Pocas alegrías pudo dar el Muro a los aficionados a la música pop, lenguaje artístico cuya velocidad de transmisión y amplio espectro social no tardaron en convertirlo en el mejor soporte para documentar el paso de un siglo XX que tuvo en la capital alemana uno de sus focos. Desde dentro de la ciudad, creadores como Bowie lograron evadirse y repensar su obra, pero, vista de lejos, Berlín no pasaba de dar mucha pena. Solo un año después de la construcción del Muro, Toni Fisher invitaba a bailar a los americanos con su «West Of The Wall» (1962), pieza que muy alegremente relataba la agonía de una pareja, recién separada por el monumento al totalitarismo de la RDA.

Dos décadas después, ya con la perspectiva que le faltó a la apresurada Fisher, el mundo tenía claro que el Muro estaba allí para quedarse. Fue entonces cuando Nena popularizó su «99 Luftballons» (1982), fantasía construida sobre la hipótesis de que decenas de globos cruzaran de uno a otro lado de Berlín. Antes, los Sex Pistols habían ridiculizado en «Holidays In The Sun» (1977) a los turistas que, como en un parque de atracciones históricas, recorrían la herida abierta por el comunismo en el corazón de Europa.

Lou Reed utilizó la sordidez de la capital germana como fondo escénico de su «Berlin» (1973) , desolador drama en diez actos que pasa junto a un Muro de «cinco pies y diez pulgadas de altura». Unos metros más allá, en «Alexanderplatz» (1982), se detuvo Franco Battiato, que puso en la voz de Milva un relato de gente corriente y asfixia ambientado en la zona Este de la ciudad, eternizada en su drama. De un sonado plumazo, Elton John se enamoraba en «Nikita» (1985) de un vigilante de la RDA apostado en el Muro. Tirando de tópicos, si la tragedia se podía mascar en Berlín, a este otro lado del mundo se podía escuchar, oportunamente transformada en melodrama.

El Muro como fósil

El argumento lírico se repite: junto a la tristeza, aflora el conformismo, enquistado y cimentado junto a un Muro que según pasan los años se fosiliza en un paisaje no solo geopolítico. Hay que irse hasta Kraftwerk, la madre del cordero alemán, para intuir, como un anhelo apenas sugerido, la libertad de movimiento que trajo consigo la caída de las planchas de hormigón. «Autobahn» (1974) y más tarde «Trans Europe Express» (1977) idealizan una apertura espacial que –por tren o por carretera, incluso en bicicleta, como en «Tour de France» (1982)– trasciende las fronteras de Berlín para abogar por la unificación de una Europa partida en dos por el Telón de Acero.

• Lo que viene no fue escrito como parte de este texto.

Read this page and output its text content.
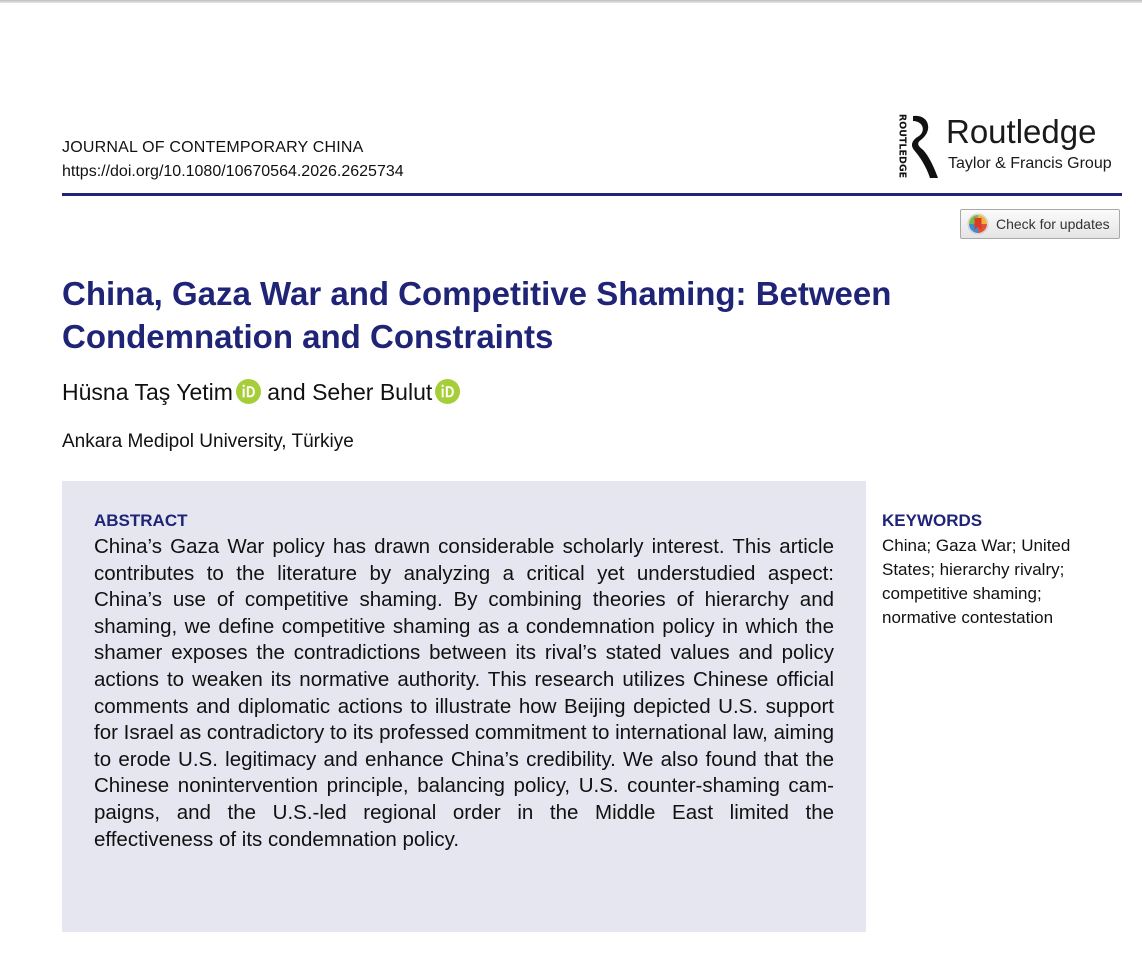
JOURNAL OF CONTEMPORARY CHINA
https://doi.org/10.1080/10670564.2026.2625734	ROUTLEDGE Routledge
Taylor & Francis Group
Check for updates
China, Gaza War and Competitive Shaming: Between Condemnation and Constraints
Hüsna Taş Yetim and Seher Bulut
Ankara Medipol University, Türkiye
ABSTRACT

China’s Gaza War policy has drawn considerable scholarly interest. This article contributes to the literature by analyzing a critical yet understudied aspect: China’s use of competitive shaming. By combining theories of hierarchy and shaming, we define competitive shaming as a condemnation policy in which the shamer exposes the contradictions between its rival’s stated values and policy actions to weaken its normative authority. This research utilizes Chinese official comments and diplomatic actions to illustrate how Beijing depicted U.S. support for Israel as contradictory to its professed commitment to international law, aiming to erode U.S. legitimacy and enhance China’s credibility. We also found that the Chinese nonintervention principle, balancing policy, U.S. counter-shaming campaigns, and the U.S.-led regional order in the Middle East limited the effectiveness of its condemnation policy.

KEYWORDS

China; Gaza War; United States; hierarchy rivalry; competitive shaming; normative contestation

Son precisamente las primitivas construcciones sintéticas de Kraftwerk las que tras la recomposición alemana sedimentan, junto a otros vertidos, el sonido que en los primeros años noventa hizo de Berlín la sala de ensayos musicales del continente. La reconquista urbana de la mitad Este de la ciudad favorece la apertura de una red de clubes de baile que transforman un entorno inhóspito y ruinoso en la mayor discoteca de la historia. La pista era tan grande que tenía vistas a la calle, con una Love Parade que a pleno sol también inauguró el género de las cabalgatas electrónicas.

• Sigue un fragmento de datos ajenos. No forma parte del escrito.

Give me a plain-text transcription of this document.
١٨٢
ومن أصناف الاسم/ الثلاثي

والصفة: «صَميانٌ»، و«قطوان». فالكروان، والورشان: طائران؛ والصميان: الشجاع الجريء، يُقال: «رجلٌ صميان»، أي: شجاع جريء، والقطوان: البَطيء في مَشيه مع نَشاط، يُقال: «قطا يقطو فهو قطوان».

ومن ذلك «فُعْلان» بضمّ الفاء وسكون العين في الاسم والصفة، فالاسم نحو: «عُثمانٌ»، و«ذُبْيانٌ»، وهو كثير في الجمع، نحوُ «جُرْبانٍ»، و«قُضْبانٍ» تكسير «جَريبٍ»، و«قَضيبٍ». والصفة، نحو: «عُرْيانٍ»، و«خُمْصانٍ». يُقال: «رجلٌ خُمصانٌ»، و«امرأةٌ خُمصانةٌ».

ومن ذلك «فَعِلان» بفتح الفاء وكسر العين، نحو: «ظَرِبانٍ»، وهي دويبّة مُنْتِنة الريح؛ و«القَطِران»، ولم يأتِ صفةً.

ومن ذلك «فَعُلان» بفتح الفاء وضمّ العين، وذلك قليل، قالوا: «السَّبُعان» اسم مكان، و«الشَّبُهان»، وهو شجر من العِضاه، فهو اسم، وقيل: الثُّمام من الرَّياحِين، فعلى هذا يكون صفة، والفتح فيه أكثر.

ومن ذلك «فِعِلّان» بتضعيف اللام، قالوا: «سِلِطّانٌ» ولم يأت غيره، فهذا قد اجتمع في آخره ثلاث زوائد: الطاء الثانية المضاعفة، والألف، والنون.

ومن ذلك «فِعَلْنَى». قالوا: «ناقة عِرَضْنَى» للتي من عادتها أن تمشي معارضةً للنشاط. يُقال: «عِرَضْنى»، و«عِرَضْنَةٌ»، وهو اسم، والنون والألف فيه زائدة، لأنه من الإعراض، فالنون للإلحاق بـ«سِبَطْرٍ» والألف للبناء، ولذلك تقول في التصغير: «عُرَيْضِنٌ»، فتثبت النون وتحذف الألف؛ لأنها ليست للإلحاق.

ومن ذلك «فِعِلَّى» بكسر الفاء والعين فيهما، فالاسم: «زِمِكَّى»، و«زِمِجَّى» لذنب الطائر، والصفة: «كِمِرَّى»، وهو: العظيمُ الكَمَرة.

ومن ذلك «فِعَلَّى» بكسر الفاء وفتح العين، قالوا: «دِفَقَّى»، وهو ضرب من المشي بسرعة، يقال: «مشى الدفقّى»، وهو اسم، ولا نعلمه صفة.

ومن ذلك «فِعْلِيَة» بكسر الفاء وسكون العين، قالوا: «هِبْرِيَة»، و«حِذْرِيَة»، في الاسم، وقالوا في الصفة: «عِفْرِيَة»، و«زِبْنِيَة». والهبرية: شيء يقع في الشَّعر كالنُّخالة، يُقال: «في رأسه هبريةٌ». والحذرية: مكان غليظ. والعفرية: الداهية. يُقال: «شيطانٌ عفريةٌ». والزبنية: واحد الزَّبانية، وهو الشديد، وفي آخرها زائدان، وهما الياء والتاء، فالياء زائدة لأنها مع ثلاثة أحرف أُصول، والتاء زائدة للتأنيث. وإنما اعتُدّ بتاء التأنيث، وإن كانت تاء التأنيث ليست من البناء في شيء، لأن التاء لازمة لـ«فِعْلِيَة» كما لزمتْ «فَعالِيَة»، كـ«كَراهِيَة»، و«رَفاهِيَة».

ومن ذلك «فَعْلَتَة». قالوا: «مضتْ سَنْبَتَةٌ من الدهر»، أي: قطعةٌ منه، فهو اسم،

En julio de 1990, Roger Waters montó su descomunal y circense representación de «The Wall» en la Postdamer Platz, y los Scorpions no tardaron en hacer de su cargante «Wind Of Change» (1991) el himno oficioso de la unidad alemana. Tuvieron reflejos, pero llegaron tarde. Berlín no era ya sinónimo de la angustia o la esperanza, sino un lugar -nuevo, a estrenar por los jóvenes de sus dos mitades- en el que casi todo empezaba de cero, sobre todo la fiesta, y casi nada tenía final.

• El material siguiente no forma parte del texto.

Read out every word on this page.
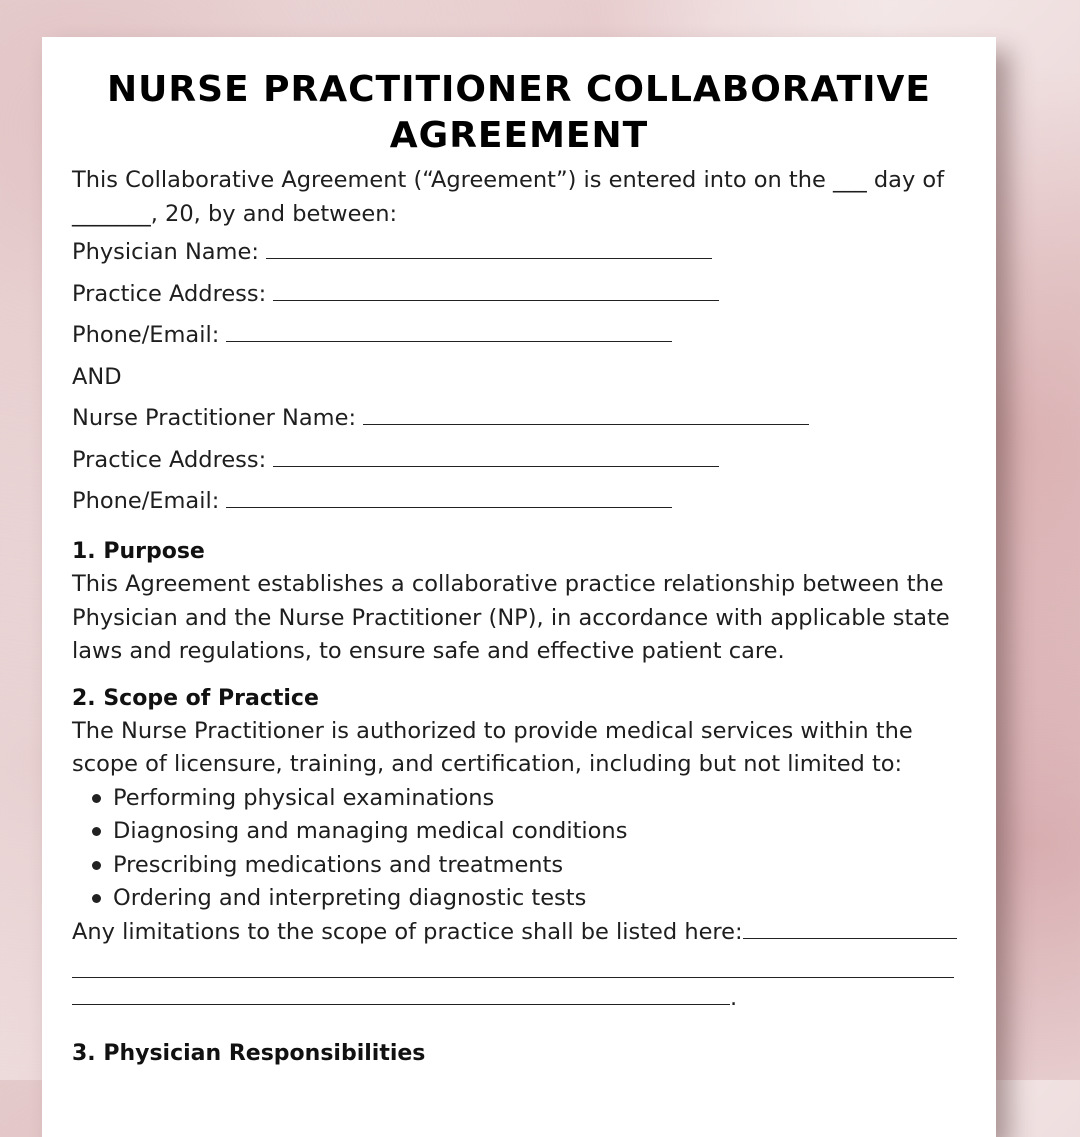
NURSE PRACTITIONER COLLABORATIVE
AGREEMENT

This Collaborative Agreement (“Agreement”) is entered into on the ___ day of

_______, 20, by and between:

Physician Name:

Practice Address:

Phone/Email:

AND

Nurse Practitioner Name:

Practice Address:

Phone/Email:

1. Purpose

This Agreement establishes a collaborative practice relationship between the

Physician and the Nurse Practitioner (NP), in accordance with applicable state

laws and regulations, to ensure safe and effective patient care.

2. Scope of Practice

The Nurse Practitioner is authorized to provide medical services within the

scope of licensure, training, and certification, including but not limited to:

Performing physical examinations
Diagnosing and managing medical conditions
Prescribing medications and treatments
Ordering and interpreting diagnostic tests

Any limitations to the scope of practice shall be listed here:

.

3. Physician Responsibilities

Es en la frontera de esos dos mundos y esos dos tiempos que convergen en octubre de 1989 donde se gesta el álbum que mejor puede representar la caída del Muro. Grabado en Berlín, «Achtung Baby!» (1991) refleja la permeabilidad de una banda desnortada, recién llegada del Oeste americano y abierta de ojos y orejas ante el ritmo de una ciudad que, como le sucedió a David Bowie veinte años antes, comenzaba a pasar factura a todos los que se alojaban en ella.